Stand Together begins with an examination of the National Security Campaigns in the 1960's when the RCMP investigated thousands of lesbians and gays working in the public service in Canada. Documents obtained under the Freedom of Information Act detail investigations of individuals as 'suspected' or 'alleged' homosexuals working in a wide variety of public service jobs.
After the Criminal Code Amendments decriminalizing homosexual acts between two consenting adults came into effect in 1969, Gay Liberation organizations sprang up across the country calling upon lesbians and gay men to come "out of the closet and into the streets". The documentary examines the activities and politics of Gay Liberation and the changing societal attitudes towards homosexuality in the 70's and 80's including rarely seen footage of organized gay bashing on Halloween on Yonge Street in Toronto, and 'zaps' organized by gay liberationists. By June 1977, the Ontario Human Rights Commission recommended the inclusion of 'sexual orientation' in the Ontario Human Rights Code. However by this time, there was growing opposition to gay rights from conservative politicians, police, and religious right groups. The documentary examines the growing backlash to gay rights, the emergence of a religious right campaign spearheaded by Anita Bryant in the U.S. and Renaissance International in Canada, combined with escalating police raids against the gay community. A section of the video recounts the February 5th, 1981 bath raids in Toronto. Operation Soap, (the police code name for the bath raids) resulted in 286 men being arrested and charged as 'found-ins' in raids on four gay steam baths; the largest mafss arrest in Canadian history since the War Measures Act in Quebec. On February 6th and 20th an outraged community responded with demonstrations protesting police brutality.

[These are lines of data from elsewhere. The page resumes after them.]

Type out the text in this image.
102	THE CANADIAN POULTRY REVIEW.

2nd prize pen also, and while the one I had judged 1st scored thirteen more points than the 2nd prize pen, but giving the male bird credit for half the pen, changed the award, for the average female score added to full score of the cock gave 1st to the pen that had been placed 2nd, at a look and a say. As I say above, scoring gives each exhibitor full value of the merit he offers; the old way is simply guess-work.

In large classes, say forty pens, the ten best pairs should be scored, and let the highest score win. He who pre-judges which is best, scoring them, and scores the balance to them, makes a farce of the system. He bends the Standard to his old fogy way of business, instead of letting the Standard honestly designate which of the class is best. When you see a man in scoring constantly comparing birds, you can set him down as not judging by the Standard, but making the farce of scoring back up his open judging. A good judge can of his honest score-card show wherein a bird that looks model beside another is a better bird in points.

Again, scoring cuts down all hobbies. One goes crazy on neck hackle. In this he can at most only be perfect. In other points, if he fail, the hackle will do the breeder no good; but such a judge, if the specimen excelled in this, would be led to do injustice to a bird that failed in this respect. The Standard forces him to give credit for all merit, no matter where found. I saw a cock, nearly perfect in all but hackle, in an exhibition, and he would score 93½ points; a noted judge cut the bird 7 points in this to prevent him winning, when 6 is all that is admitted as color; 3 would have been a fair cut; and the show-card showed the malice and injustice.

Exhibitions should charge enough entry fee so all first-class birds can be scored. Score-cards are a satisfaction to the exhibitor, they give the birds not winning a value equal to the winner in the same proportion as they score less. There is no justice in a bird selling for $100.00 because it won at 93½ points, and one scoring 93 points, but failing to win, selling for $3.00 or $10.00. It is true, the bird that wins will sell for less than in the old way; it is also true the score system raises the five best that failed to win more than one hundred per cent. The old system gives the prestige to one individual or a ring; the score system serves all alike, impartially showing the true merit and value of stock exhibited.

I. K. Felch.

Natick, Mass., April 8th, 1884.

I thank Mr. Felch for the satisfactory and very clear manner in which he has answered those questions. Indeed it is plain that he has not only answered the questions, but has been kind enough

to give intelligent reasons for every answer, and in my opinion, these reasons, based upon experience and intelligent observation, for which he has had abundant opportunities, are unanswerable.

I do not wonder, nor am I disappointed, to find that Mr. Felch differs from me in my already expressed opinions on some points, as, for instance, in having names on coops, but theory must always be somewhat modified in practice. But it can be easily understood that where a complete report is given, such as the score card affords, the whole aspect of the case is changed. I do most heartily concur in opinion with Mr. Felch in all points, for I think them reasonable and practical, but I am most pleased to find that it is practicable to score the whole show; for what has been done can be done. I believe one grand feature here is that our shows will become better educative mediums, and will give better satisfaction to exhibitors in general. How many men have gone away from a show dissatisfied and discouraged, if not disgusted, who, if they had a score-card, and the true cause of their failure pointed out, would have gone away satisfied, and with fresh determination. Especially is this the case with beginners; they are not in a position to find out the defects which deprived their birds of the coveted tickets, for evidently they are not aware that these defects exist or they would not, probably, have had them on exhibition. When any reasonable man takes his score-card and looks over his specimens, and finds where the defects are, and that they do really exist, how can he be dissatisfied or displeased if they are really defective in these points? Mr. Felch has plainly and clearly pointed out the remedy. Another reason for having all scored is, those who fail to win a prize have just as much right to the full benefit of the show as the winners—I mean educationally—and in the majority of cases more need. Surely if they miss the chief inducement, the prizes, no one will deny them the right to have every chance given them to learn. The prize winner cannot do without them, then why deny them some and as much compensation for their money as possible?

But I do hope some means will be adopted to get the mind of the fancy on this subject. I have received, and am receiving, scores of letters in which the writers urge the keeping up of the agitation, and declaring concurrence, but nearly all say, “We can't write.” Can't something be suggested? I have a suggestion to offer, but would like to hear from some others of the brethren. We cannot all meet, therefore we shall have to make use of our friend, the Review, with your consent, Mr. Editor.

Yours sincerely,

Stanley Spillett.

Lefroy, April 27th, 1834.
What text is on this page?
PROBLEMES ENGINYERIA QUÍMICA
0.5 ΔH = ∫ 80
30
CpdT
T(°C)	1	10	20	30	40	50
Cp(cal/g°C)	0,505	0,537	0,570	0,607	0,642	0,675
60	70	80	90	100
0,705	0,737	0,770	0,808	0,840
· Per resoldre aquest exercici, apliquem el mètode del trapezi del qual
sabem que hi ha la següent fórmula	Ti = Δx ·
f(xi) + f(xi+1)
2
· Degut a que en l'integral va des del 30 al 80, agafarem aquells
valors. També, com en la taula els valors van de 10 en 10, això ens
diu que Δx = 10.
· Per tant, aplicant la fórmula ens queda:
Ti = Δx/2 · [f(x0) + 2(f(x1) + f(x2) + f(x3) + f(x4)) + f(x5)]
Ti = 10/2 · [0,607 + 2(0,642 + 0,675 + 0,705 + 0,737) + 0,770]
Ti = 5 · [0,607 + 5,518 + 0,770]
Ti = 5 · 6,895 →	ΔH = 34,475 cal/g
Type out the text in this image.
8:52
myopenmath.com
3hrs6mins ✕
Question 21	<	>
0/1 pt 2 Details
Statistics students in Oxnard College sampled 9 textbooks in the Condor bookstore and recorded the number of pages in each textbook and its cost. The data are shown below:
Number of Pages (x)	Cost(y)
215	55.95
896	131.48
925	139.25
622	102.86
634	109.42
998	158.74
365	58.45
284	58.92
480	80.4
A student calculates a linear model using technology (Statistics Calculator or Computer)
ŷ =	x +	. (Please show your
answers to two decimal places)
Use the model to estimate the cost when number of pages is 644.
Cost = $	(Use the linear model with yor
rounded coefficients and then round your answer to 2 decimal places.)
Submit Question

Throughout this tumultuous history, and through the voices of the individuals who were at the centre of these events, Stand Together traces the history of the Human Rights Amendment Campaign by the Coalition for Gay Rights of Ontario (CGRO). The movement resulted in a victory on December 2, 1986 when the Ontario legislature voted to include 'sexual orientation' as a prohibited ground of discrimination in the Ontario Human Right Code, making Ontario the 2nd province to enshrine such protections.